Shaun, his wife Cas, and my pal Tori, the spring he helped me paint at our shore house. We were supposed to be able to do this the rest of our lives, I’d hoped.

The funerals I attend remind me that I couldn’t make it the day my friends waked this man.  Although I have tried to be there day in and day out for his widow, who is still a friend.  A colleague told me one never gets over the suicide of a close friend.  I can see how that will go.  After all, grief is cumulative.

And all these funerals are different.  The Witness ones, so plain, with their scriptures and few speakers.  Others, like my boss’ father’s, where family members read favorite poems or speak of their father/husband/cousin.


My bestie Kasia’s father got to watch, from wherever he is, his family and friends toasting his live with dzubrowka he’d made himself.  That’s a celebration of life, is it not?

At Oleg Wasilewski's grave, August, 2014

At Oleg Wasilewski’s grave, August, 2014

It seems to me that that is the best of how we humans have to remember the joys we’ve had with friends and family no longer with us.  Several funerals I’ve been to spoke of how the beloved person had taken the opportunity to say goodbye to every friend and relative.  Others as they faded, reaffirmed their bond with their beloved wives again those last few days.

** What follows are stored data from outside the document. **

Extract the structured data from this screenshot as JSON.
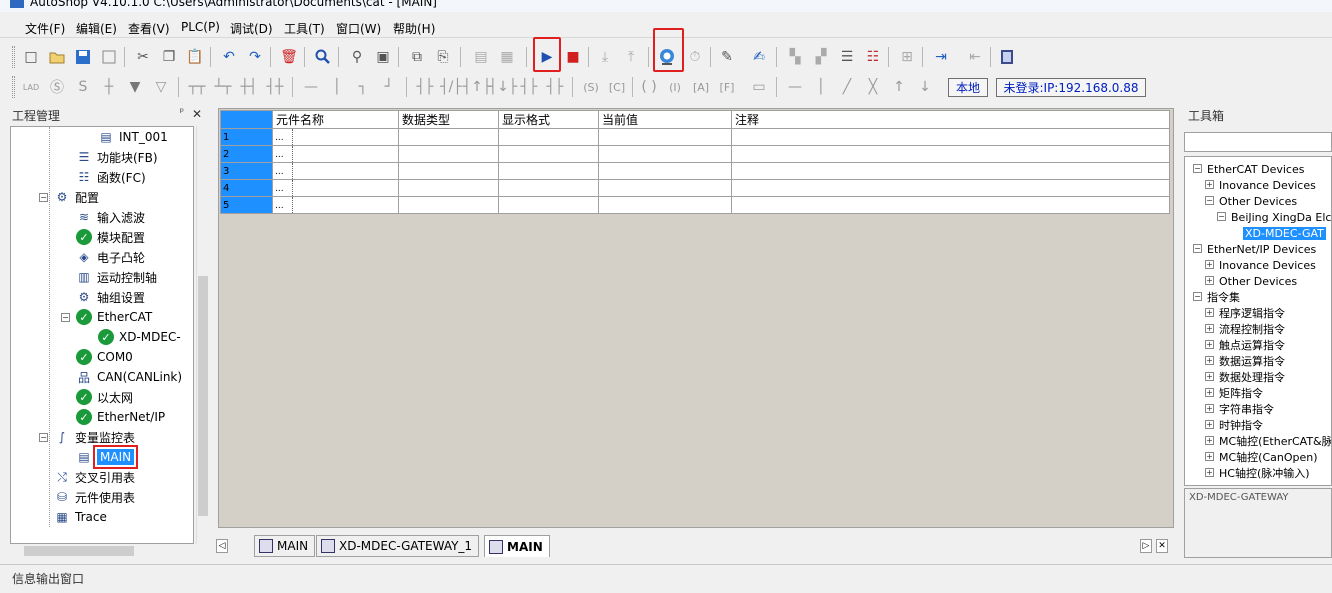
{
  "window": {
    "title": "AutoShop V4.10.1.0  C:\\Users\\Administrator\\Documents\\cat - [MAIN]"
  },
  "menu": [
    "文件(F)",
    "编辑(E)",
    "查看(V)",
    "PLC(P)",
    "调试(D)",
    "工具(T)",
    "窗口(W)",
    "帮助(H)"
  ],
  "toolbar": {
    "conn_mode": "本地",
    "login_prefix": "未登录:",
    "login_ip": "IP:192.168.0.88"
  },
  "project_panel": {
    "title": "工程管理",
    "pin": "ᵖ",
    "close": "✕",
    "items": [
      {
        "label": "INT_001",
        "icon": "document-icon",
        "indent": 3
      },
      {
        "label": "功能块(FB)",
        "icon": "function-block-icon",
        "indent": 2
      },
      {
        "label": "函数(FC)",
        "icon": "function-icon",
        "indent": 2
      },
      {
        "label": "配置",
        "icon": "config-icon",
        "indent": 1,
        "expand": "−"
      },
      {
        "label": "输入滤波",
        "icon": "filter-icon",
        "indent": 2
      },
      {
        "label": "模块配置",
        "icon": "check-icon",
        "indent": 2
      },
      {
        "label": "电子凸轮",
        "icon": "cam-icon",
        "indent": 2
      },
      {
        "label": "运动控制轴",
        "icon": "axis-icon",
        "indent": 2
      },
      {
        "label": "轴组设置",
        "icon": "gear-icon",
        "indent": 2
      },
      {
        "label": "EtherCAT",
        "icon": "check-icon",
        "indent": 2,
        "expand": "−"
      },
      {
        "label": "XD-MDEC-",
        "icon": "check-icon",
        "indent": 3
      },
      {
        "label": "COM0",
        "icon": "check-icon",
        "indent": 2
      },
      {
        "label": "CAN(CANLink)",
        "icon": "network-icon",
        "indent": 2
      },
      {
        "label": "以太网",
        "icon": "check-icon",
        "indent": 2
      },
      {
        "label": "EtherNet/IP",
        "icon": "check-icon",
        "indent": 2
      },
      {
        "label": "变量监控表",
        "icon": "monitor-icon",
        "indent": 1,
        "expand": "−"
      },
      {
        "label": "MAIN",
        "icon": "table-icon",
        "indent": 2,
        "selected": true
      },
      {
        "label": "交叉引用表",
        "icon": "cross-ref-icon",
        "indent": 1
      },
      {
        "label": "元件使用表",
        "icon": "database-icon",
        "indent": 1
      },
      {
        "label": "Trace",
        "icon": "trace-icon",
        "indent": 1
      }
    ]
  },
  "monitor_table": {
    "columns": [
      "元件名称",
      "数据类型",
      "显示格式",
      "当前值",
      "注释"
    ],
    "rows": [
      "1",
      "2",
      "3",
      "4",
      "5"
    ],
    "cell_placeholder": "..."
  },
  "tabs": [
    {
      "label": "MAIN",
      "active": false
    },
    {
      "label": "XD-MDEC-GATEWAY_1",
      "active": false
    },
    {
      "label": "MAIN",
      "active": true
    }
  ],
  "toolbox": {
    "title": "工具箱",
    "items": [
      {
        "label": "EtherCAT Devices",
        "indent": 0,
        "expand": "−"
      },
      {
        "label": "Inovance Devices",
        "indent": 1,
        "expand": "+"
      },
      {
        "label": "Other Devices",
        "indent": 1,
        "expand": "−"
      },
      {
        "label": "BeiJing XingDa Elc",
        "indent": 2,
        "expand": "−"
      },
      {
        "label": "XD-MDEC-GAT",
        "indent": 3,
        "selected": true
      },
      {
        "label": "EtherNet/IP Devices",
        "indent": 0,
        "expand": "−"
      },
      {
        "label": "Inovance Devices",
        "indent": 1,
        "expand": "+"
      },
      {
        "label": "Other Devices",
        "indent": 1,
        "expand": "+"
      },
      {
        "label": "指令集",
        "indent": 0,
        "expand": "−"
      },
      {
        "label": "程序逻辑指令",
        "indent": 1,
        "expand": "+"
      },
      {
        "label": "流程控制指令",
        "indent": 1,
        "expand": "+"
      },
      {
        "label": "触点运算指令",
        "indent": 1,
        "expand": "+"
      },
      {
        "label": "数据运算指令",
        "indent": 1,
        "expand": "+"
      },
      {
        "label": "数据处理指令",
        "indent": 1,
        "expand": "+"
      },
      {
        "label": "矩阵指令",
        "indent": 1,
        "expand": "+"
      },
      {
        "label": "字符串指令",
        "indent": 1,
        "expand": "+"
      },
      {
        "label": "时钟指令",
        "indent": 1,
        "expand": "+"
      },
      {
        "label": "MC轴控(EtherCAT&脉",
        "indent": 1,
        "expand": "+"
      },
      {
        "label": "MC轴控(CanOpen)",
        "indent": 1,
        "expand": "+"
      },
      {
        "label": "HC轴控(脉冲输入)",
        "indent": 1,
        "expand": "+"
      }
    ],
    "description": "XD-MDEC-GATEWAY"
  },
  "status_bar": {
    "label": "信息输出窗口"
  },
  "colors": {
    "accent": "#1e90ff",
    "highlight": "#e02020",
    "ok": "#1a9a3a"
  }
}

Here's Connie, modeling the shrug I made her, at her mother's gathering, Voguing at her hammiest.  <3

Here’s Connie, modeling the shrug I made her, at her mother’s gathering, Voguing at her hammiest. ❤



But we, the grieving, need the memories of times spent in laughter and warmth with him or her to sustain us, here, still.  I went to one such funeral yesterday.

There was love and laughter and joy.  New friends and old, and we celebrated.  The sadness was still there, but so was the future, without the woman of the day.